·.·. Computer forensics software made in Germany .·.·

Evidence File Containers


Evidence file containers are logical images that contain only selected files and preserve these files with practically all their external metadata. They are used either for acquisition as a substitute for a conventional forensically sound image (in cases where only some files are needed and a full sector-wise image would be overkill) or to share selected files with other examiners, investigators, lawyers, prosecutors, the opposing party etc. etc. Evidence file containers can be created by X-Ways Forensics and X-Ways Investigator. Comparison with skeleton images and cleansed images.

Containers are initially raw images with a special file system (XWFS2). They can be converted to .e01 evidence file format. However, that does not change any file system data stored in the sectors and make the file system in the image somehow "more compatible", as some users seem to expect.) They are designed to preserve as much metadata as possible, see below. Evidence file containers can even transport only the metadata of files without the file contents if that is desired, and still show the original file size (a concept not known from ordinary file systems, which some users apparently find disturbing).

The information on this page is about the new container format used by v16.3 and later. It is as universal as it gets and can be understood by 3rd party forensic tools with in-depth file system support out of the box or with little additional effort.

Basic Metadata


  • filename
  • path
  • logical file size
  • valid data length
  • ordinary Windows world attributes
  • existing or deleted
  • creation date
  • modification date
  • last access date
  • last record update date
  • hard link count
  • examiner classifications (report table associations)
  • examiner comments

Basic metadata and file contents in evidence file containers are understood by:

  • EnCase 5 (!) and later
  • MountImage Pro 4 and later (first add image, then mount file system)
  • Belkasoft Evidence Center 6.3 and later
  • WinHex 12.5 and later, with a specialist license or higher
  • WinHex 18.5 and later with any kind of license or without (containers with no more than 1000 objects), and in WinHex 18.6 such containers can also be mounted as a drive letter (install Dokan first)
  • X-Ways Forensics 12.5 and later
  • X-Ways Investigator all versions

Advanced Metadata


  • detailed deletion status (existing, previously existing, moved/renamed, partially overwritten, original contents assured despite deletion)
  • original file system file ID
  • original file system data structure offset
  • deletion date, internal creation date
  • UNIX/Linux permissions/file modes
  • compression/encryption status
  • classification as NTFS alternate data stream
  • classification as HFS[+] resource fork
  • classification as reparse point
  • classification as found in volume shadow copy
  • classification as file slack
  • classification as file excerpt
  • classification as video still
  • classification as manually attached
  • classification as virtual object
  • classification as e-mail message
  • classification as e-mail attachment
  • classification as misc.

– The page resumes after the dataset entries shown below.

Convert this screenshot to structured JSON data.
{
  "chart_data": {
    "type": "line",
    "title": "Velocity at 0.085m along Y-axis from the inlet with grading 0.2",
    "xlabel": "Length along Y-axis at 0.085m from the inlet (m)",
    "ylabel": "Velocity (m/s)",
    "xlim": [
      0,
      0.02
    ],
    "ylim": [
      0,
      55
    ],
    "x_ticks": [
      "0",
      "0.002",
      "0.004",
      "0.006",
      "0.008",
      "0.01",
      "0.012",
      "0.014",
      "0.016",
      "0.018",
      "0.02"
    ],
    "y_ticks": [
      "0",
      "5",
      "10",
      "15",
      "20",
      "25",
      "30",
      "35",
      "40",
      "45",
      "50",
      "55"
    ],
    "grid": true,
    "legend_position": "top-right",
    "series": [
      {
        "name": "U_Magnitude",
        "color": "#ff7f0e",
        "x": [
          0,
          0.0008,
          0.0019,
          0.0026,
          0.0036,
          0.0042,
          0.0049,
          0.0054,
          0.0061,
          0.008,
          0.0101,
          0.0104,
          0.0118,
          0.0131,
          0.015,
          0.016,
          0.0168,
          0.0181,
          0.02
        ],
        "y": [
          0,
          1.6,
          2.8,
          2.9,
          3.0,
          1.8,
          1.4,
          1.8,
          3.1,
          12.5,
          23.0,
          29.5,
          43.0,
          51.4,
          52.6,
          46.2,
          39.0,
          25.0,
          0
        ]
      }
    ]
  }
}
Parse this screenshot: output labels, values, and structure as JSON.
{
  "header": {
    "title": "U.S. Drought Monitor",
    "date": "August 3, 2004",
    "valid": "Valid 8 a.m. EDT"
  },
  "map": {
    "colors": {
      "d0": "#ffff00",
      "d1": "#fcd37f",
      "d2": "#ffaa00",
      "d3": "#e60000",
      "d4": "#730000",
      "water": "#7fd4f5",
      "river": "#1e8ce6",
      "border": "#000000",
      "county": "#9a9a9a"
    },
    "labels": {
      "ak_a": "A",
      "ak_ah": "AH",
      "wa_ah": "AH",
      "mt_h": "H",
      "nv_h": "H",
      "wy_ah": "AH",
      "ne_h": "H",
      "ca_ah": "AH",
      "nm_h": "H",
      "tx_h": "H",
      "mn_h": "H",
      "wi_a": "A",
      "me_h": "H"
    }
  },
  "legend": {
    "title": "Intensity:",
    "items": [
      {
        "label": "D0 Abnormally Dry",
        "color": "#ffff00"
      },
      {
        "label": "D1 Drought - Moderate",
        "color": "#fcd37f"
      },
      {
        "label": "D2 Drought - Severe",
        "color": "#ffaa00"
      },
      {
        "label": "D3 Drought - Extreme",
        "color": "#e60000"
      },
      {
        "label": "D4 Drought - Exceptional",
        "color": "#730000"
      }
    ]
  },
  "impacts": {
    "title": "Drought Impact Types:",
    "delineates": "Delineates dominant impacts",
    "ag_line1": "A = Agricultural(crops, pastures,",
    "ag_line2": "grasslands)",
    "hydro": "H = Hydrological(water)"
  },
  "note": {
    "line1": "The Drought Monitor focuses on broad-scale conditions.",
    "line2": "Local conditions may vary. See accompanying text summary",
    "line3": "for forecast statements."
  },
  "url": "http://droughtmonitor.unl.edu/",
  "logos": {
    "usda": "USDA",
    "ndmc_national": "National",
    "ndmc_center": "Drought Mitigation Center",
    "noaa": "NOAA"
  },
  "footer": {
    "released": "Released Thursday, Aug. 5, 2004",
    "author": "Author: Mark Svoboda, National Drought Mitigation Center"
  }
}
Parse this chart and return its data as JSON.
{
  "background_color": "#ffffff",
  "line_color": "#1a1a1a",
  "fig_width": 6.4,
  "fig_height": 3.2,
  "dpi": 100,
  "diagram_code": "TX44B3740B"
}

Outlook data
  • advanced attributes such as "has attachment", "unread e-mail", "has object ID“
  • sender and recipients for extracted or processed e-mail
  • skin color percentage and number of pixels (for pictures)
  • true file type
  • file name/file type mismatch status
  • owner ID
  • hash value
  • hash category
  • PhotoDNA category
  • case ID
  • evidence object ID
  • volume snapshot ID

Advanced metadata are generally understood by

  • WinHex 16.3 and later, with a specialist license or higher
  • X-Ways Forensics 16.3 and later
  • X-Ways Investigator 16.3 and later
  • X-Ways Investigator CTR 16.3 and later

(All advanced metadata only by the latest version.)